Examples of possible solutions
-
make some of these optional features only turn them on on devices that need them
This would be a breaking change and I know people don't want feature soup. Still, telling people a[4 + offset(6)] accesses a[10] but it actually doesn't seems problematic. If people aren't using these features then there's no harm in making them optional. If they are using these features, maybe we should tell them they're broken?
-
emit warnings
This would probably annoying but emit a warning, a feature is not portable but might be ok if it's only used for visuals and not math. This would at least make devs aware that the feature doesn't work.

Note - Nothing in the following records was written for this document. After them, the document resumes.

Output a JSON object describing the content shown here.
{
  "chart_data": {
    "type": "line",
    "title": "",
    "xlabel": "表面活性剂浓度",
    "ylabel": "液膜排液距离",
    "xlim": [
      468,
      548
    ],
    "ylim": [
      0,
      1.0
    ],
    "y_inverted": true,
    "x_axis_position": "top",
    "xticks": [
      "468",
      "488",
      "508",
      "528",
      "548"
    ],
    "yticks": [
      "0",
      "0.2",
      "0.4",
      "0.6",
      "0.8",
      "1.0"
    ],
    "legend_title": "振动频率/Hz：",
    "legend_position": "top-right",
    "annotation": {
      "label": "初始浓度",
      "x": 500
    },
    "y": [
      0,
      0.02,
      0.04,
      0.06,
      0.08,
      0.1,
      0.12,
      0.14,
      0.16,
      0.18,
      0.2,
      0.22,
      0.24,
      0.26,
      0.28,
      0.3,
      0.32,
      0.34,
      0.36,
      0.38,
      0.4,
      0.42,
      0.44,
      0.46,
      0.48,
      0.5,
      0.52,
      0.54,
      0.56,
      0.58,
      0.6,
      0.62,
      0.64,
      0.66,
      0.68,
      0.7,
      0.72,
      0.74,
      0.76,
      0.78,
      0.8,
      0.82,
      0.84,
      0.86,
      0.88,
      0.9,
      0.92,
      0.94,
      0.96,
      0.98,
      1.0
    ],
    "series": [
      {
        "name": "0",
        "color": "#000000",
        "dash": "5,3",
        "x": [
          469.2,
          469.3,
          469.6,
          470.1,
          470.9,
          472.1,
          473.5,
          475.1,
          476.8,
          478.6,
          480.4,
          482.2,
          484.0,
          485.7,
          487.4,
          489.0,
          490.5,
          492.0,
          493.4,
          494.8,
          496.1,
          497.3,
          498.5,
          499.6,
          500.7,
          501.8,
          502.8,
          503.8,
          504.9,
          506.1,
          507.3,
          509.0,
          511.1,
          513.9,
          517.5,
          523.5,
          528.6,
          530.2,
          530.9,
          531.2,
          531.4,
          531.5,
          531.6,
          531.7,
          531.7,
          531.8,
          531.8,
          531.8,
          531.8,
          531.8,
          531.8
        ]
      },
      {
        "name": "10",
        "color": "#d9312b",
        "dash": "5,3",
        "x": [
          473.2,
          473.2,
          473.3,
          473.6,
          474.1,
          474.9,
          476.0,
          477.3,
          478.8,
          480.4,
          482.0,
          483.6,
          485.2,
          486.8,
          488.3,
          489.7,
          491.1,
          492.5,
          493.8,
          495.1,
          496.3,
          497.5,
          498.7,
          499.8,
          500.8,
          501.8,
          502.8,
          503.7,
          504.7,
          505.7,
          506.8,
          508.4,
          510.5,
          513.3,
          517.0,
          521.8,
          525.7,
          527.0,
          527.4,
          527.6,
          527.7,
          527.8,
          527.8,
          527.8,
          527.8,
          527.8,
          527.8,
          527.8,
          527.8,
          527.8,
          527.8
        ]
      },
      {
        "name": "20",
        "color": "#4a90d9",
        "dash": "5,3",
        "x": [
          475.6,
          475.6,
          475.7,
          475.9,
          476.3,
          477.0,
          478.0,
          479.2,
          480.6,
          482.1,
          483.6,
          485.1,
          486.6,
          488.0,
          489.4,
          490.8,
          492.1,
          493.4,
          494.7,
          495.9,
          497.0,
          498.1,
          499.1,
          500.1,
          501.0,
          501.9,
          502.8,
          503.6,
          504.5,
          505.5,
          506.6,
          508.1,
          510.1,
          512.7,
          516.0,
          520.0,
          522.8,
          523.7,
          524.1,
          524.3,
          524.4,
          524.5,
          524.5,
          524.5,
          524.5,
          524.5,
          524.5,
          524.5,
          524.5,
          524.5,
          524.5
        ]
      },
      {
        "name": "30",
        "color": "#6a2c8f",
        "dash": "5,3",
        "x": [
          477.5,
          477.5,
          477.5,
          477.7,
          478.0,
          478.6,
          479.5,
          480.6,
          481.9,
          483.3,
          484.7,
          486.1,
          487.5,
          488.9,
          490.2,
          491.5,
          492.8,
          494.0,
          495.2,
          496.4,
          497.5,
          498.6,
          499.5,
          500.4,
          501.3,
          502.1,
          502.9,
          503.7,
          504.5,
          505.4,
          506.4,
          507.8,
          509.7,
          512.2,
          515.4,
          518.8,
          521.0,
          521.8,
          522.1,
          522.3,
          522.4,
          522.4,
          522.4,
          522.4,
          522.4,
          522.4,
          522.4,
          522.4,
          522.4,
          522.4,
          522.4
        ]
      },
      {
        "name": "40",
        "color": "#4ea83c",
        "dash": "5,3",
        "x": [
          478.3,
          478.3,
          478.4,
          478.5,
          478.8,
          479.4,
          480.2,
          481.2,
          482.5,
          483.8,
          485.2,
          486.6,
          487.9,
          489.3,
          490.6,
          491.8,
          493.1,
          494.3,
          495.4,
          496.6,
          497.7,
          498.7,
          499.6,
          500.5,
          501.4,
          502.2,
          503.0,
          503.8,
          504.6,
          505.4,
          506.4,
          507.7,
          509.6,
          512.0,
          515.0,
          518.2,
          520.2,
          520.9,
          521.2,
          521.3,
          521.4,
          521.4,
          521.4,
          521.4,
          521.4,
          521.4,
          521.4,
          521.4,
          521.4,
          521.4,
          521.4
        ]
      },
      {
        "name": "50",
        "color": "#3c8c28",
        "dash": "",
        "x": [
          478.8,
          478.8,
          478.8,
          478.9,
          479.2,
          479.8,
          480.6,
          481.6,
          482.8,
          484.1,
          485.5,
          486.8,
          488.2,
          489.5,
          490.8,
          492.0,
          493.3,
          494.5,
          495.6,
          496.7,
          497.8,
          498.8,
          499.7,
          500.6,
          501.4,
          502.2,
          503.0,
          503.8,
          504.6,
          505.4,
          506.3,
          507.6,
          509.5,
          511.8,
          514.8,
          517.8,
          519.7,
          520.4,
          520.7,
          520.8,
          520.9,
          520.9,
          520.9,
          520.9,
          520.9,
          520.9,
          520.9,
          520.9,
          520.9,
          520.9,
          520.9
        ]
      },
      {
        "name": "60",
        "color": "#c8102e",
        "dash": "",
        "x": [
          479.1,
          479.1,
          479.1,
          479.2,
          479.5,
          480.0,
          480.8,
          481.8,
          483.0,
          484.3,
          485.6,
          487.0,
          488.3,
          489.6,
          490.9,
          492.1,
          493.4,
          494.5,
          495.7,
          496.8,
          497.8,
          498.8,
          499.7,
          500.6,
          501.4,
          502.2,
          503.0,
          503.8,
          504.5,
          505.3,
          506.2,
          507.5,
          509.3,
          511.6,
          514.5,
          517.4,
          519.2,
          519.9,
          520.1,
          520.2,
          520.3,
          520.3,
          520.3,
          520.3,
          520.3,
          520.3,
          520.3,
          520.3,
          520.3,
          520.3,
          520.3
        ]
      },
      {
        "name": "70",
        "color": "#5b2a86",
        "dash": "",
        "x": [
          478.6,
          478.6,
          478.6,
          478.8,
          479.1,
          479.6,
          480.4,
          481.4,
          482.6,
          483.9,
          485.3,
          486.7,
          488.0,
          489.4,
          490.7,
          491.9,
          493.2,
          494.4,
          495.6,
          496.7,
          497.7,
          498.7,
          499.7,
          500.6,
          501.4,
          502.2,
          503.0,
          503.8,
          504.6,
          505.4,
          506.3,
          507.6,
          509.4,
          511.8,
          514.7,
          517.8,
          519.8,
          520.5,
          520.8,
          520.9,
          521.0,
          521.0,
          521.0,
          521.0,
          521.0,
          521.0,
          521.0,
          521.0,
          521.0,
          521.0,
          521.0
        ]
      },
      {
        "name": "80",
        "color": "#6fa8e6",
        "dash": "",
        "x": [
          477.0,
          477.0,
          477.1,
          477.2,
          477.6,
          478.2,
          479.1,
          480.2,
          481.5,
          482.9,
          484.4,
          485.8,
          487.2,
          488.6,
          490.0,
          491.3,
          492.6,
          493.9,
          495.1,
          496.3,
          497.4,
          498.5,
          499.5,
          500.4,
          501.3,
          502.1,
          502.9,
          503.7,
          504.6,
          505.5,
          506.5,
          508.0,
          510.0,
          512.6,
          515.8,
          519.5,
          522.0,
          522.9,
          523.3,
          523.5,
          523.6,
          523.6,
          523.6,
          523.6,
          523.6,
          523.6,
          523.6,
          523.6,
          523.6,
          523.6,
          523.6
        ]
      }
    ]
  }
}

Maybe a link to tell them where it breaks with test code for them to feature detect.
-
polyfill
Many of these issues are difficult to poly fill as they require sampler state.
-
add documentation about which things don't work
Docs are only good if they are read. So while this is possible solution I'd expect lots of developers to not notice.
WebGPU is being used in more and more places. It's not just the browser. WebGPU runs in node, deno, python, rust, and many other places where it's possibly, more likely than the browser, to be used for portable GPU accelerated math.
If WebGPU is trying to be the portable solution, should we be doing anything more here?